0 to 400 Mio. Events per Day in 3 months 🚀

How a team at Axel Springer in Berlin built an insanely capable realtime-analytics pipeline in just under three months

Jonas Peeck
Axel Springer Tech

--

NMT (“National Media Tech”) is the tech-division behind many of Axel Springer’s German News Media brands. As a part of the Axel Springer Group, it’s also a member of the Global Axel Springer Developer Community.

“I actually don’t know how many events per day that is — but I can tell you that we’re processing around 2000–4000 events per second” Philip told me in his charming, slightly accented English that instantly tells you of his Nigerian roots.

When I tried to calculate how many events per day that would add up to, I landed at 5 Million events per day. Hanna the PO on the team laughed and pointed out that it actually would be “slightly” more than that. I had forgotten to multiply by 60 — their system actually processes over 400 million records every day.

When I tried to estimate how many events “Jetstream” (the very fitting name of the tool they built) processes every month, the calculator on my phone simply refused to display it. Instead, I was presented with the kind of scientific notation that instantly tells you that you’re looking at a large number with a lot of decimals.

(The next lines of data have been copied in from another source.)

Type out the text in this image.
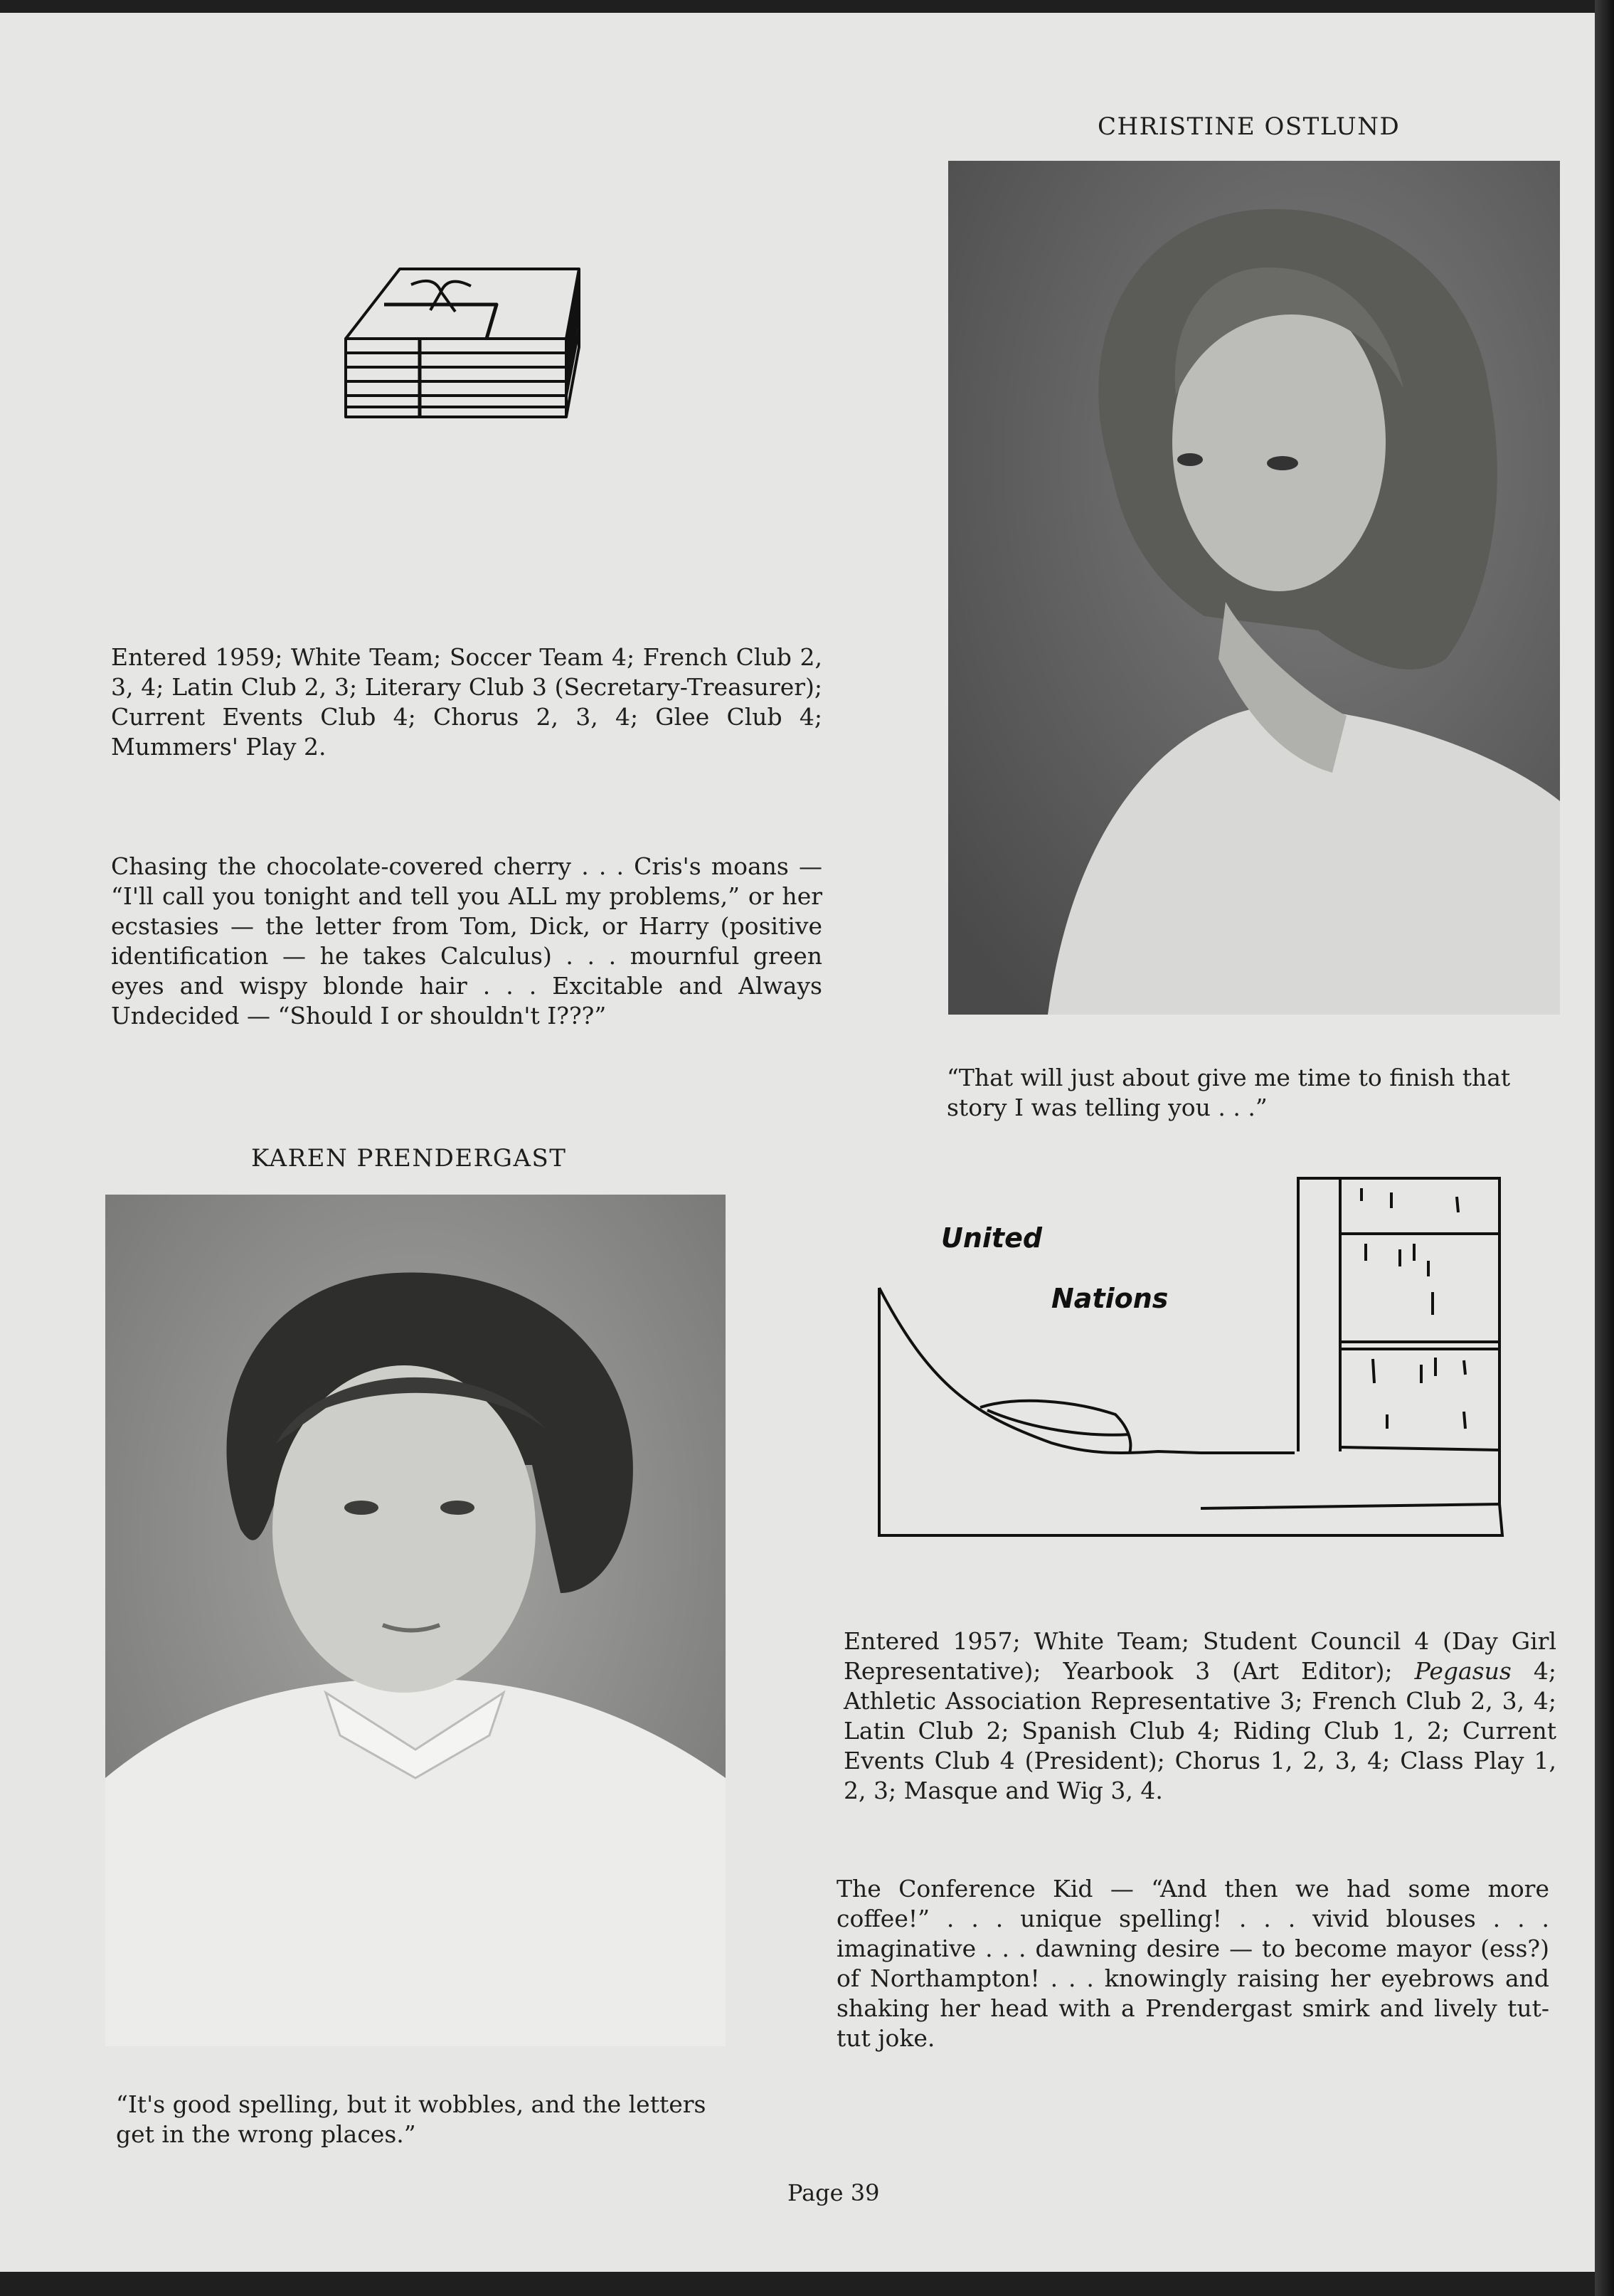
CHRISTINE OSTLUND

Entered 1959; White Team; Soccer Team 4; French Club 2, 3, 4; Latin Club 2, 3; Literary Club 3 (Secretary-Treasurer); Current Events Club 4; Chorus 2, 3, 4; Glee Club 4; Mummers' Play 2.

Chasing the chocolate-covered cherry . . . Cris's moans — “I'll call you tonight and tell you ALL my problems,” or her ecstasies — the letter from Tom, Dick, or Harry (positive identification — he takes Calculus) . . . mournful green eyes and wispy blonde hair . . . Excitable and Always Undecided — “Should I or shouldn't I???”

“That will just about give me time to finish that story I was telling you . . .”

KAREN PRENDERGAST

“It's good spelling, but it wobbles, and the letters get in the wrong places.”

United
Nations

Entered 1957; White Team; Student Council 4 (Day Girl Representative); Yearbook 3 (Art Editor); Pegasus 4; Athletic Association Representative 3; French Club 2, 3, 4; Latin Club 2; Spanish Club 4; Riding Club 1, 2; Current Events Club 4 (President); Chorus 1, 2, 3, 4; Class Play 1, 2, 3; Masque and Wig 3, 4.

The Conference Kid — “And then we had some more coffee!” . . . unique spelling! . . . vivid blouses . . . imaginative . . . dawning desire — to become mayor (ess?) of Northampton! . . . knowingly raising her eyebrows and shaking her head with a Prendergast smirk and lively tut-tut joke.

Page 39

But that isn’t even the wildest part about Jetstream. The system is designed to deliver realtime-insights: It only takes around 2 minutes (or an equivalent of 480.000 incoming events) for new data to be added to the day’s numbers.

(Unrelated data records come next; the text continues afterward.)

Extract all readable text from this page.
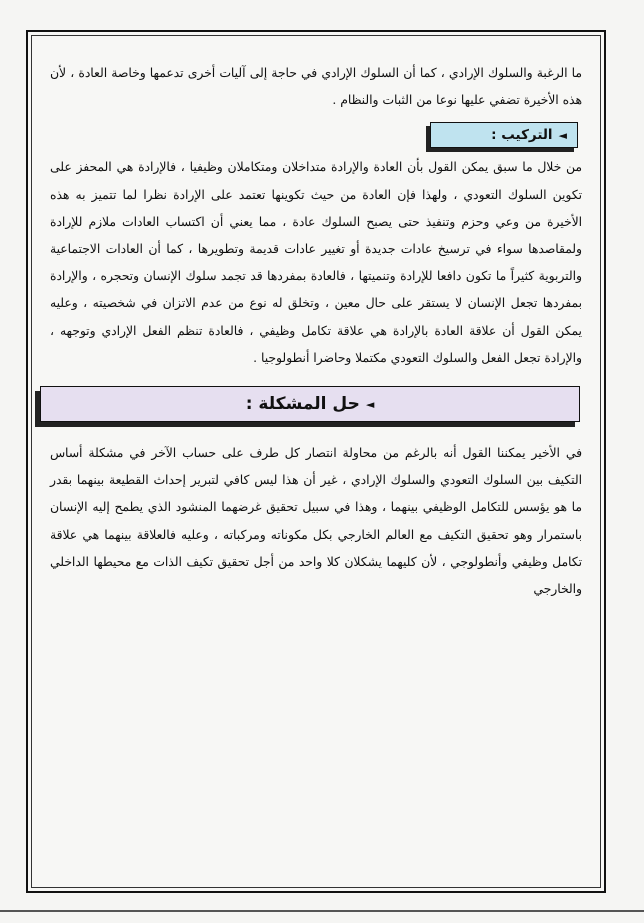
ما الرغبة والسلوك الإرادي ، كما أن السلوك الإرادي في حاجة إلى آليات أخرى تدعمها وخاصة العادة ، لأن هذه الأخيرة تضفي عليها نوعا من الثبات والنظام .

◄
التركيب :

من خلال ما سبق يمكن القول بأن العادة والإرادة متداخلان ومتكاملان وظيفيا ، فالإرادة هي المحفز على تكوين السلوك التعودي ، ولهذا فإن العادة من حيث تكوينها تعتمد على الإرادة نظرا لما تتميز به هذه الأخيرة من وعي وحزم وتنفيذ حتى يصبح السلوك عادة ، مما يعني أن اكتساب العادات ملازم للإرادة ولمقاصدها سواء في ترسيخ عادات جديدة أو تغيير عادات قديمة وتطويرها ، كما أن العادات الاجتماعية والتربوية كثيراً ما تكون دافعا للإرادة وتنميتها ، فالعادة بمفردها قد تجمد سلوك الإنسان وتحجره ، والإرادة بمفردها تجعل الإنسان لا يستقر على حال معين ، وتخلق له نوع من عدم الاتزان في شخصيته ، وعليه يمكن القول أن علاقة العادة بالإرادة هي علاقة تكامل وظيفي ، فالعادة تنظم الفعل الإرادي وتوجهه ، والإرادة تجعل الفعل والسلوك التعودي مكتملا وحاضرا أنطولوجيا .

◄
حل المشكلة :

في الأخير يمكننا القول أنه بالرغم من محاولة انتصار كل طرف على حساب الآخر في مشكلة أساس التكيف بين السلوك التعودي والسلوك الإرادي ، غير أن هذا ليس كافي لتبرير إحداث القطيعة بينهما بقدر ما هو يؤسس للتكامل الوظيفي بينهما ، وهذا في سبيل تحقيق غرضهما المنشود الذي يطمح إليه الإنسان باستمرار وهو تحقيق التكيف مع العالم الخارجي بكل مكوناته ومركباته ، وعليه فالعلاقة بينهما هي علاقة تكامل وظيفي وأنطولوجي ، لأن كليهما يشكلان كلا واحد من أجل تحقيق تكيف الذات مع محيطها الداخلي والخارجي
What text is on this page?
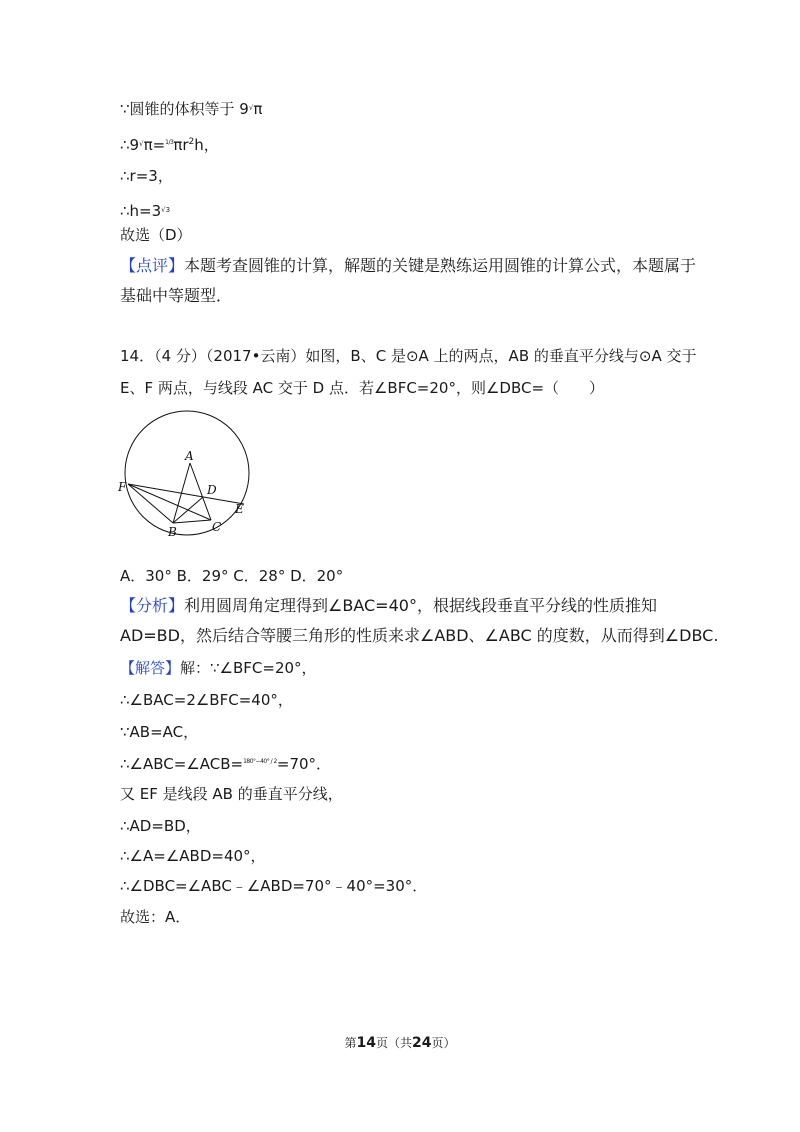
∵圆锥的体积等于 9√π
$\therefore 9^√\pi=^{1/3}\pi r^2h$，
∴r=3，
$\therefore h=3^{√3}$
故选（D）
【点评】本题考查圆锥的计算，解题的关键是熟练运用圆锥的计算公式，本题属于
基础中等题型．
14．（4 分）（2017•云南）如图，B、C 是⊙A 上的两点，AB 的垂直平分线与⊙A 交于
E、F 两点，与线段 AC 交于 D 点．若∠BFC=20°，则∠DBC=（　　）
A
B	C
D
E
F
A．30° B．29° C．28° D．20°
【分析】利用圆周角定理得到∠BAC=40°，根据线段垂直平分线的性质推知
AD=BD，然后结合等腰三角形的性质来求∠ABD、∠ABC 的度数，从而得到∠DBC.
【解答】解：∵∠BFC=20°，
∴∠BAC=2∠BFC=40°，
∵AB=AC，
∴∠ABC=∠ACB=$^{180^\circ-40^\circ / 2}$=70°．
又 EF 是线段 AB 的垂直平分线，
∴AD=BD，
∴∠A=∠ABD=40°，
∴∠DBC=∠ABC﹣∠ABD=70°﹣40°=30°．
故选：A．
第14页（共24页）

Oh and they built the complete system in just three months. Maybe that is actually the wildest part about it.

Analyzing 13.65 million unique users a day in realtime

It was one of those moments where it was just GO time. Their previously used analytics platform was being replaced, but the new platform lacked business-critical realtime analytics.

The deadline was a hard one. Because of an expiring contract the old tooling would be gone in a few months and without a replacement for the realtime analytics, the editors in chief at BILD and Welt would have to fly blind on running news websites with millions of visitors everyday.

In the world of printed newspaper, the decision for what story is on the cover to grab the reader’s attention is made once a day. On modern news-websites that decision is constantly made throughout the day, and a good or bad placement can make a huge difference in ad revenues and conversions of readers to digital subscribers — the economic life blood of newspapers today.

Jetstream, the realtime analytics solution the Content Intelligence team built, breaking down the most viewed articles of the day by traffic source (web, app, search, social, and other)

Getting users used to new systems is always a challenge — especially when so much is at stake. So after evaluating different options, the team around Hanna & Philip (Team “Content Intelligence”) eventually landed at a custom made solution: They would build a custom realtime aggregator, built on top of an event stream from their new analytics provider.

Everything was going fairly smoothly, when suddenly…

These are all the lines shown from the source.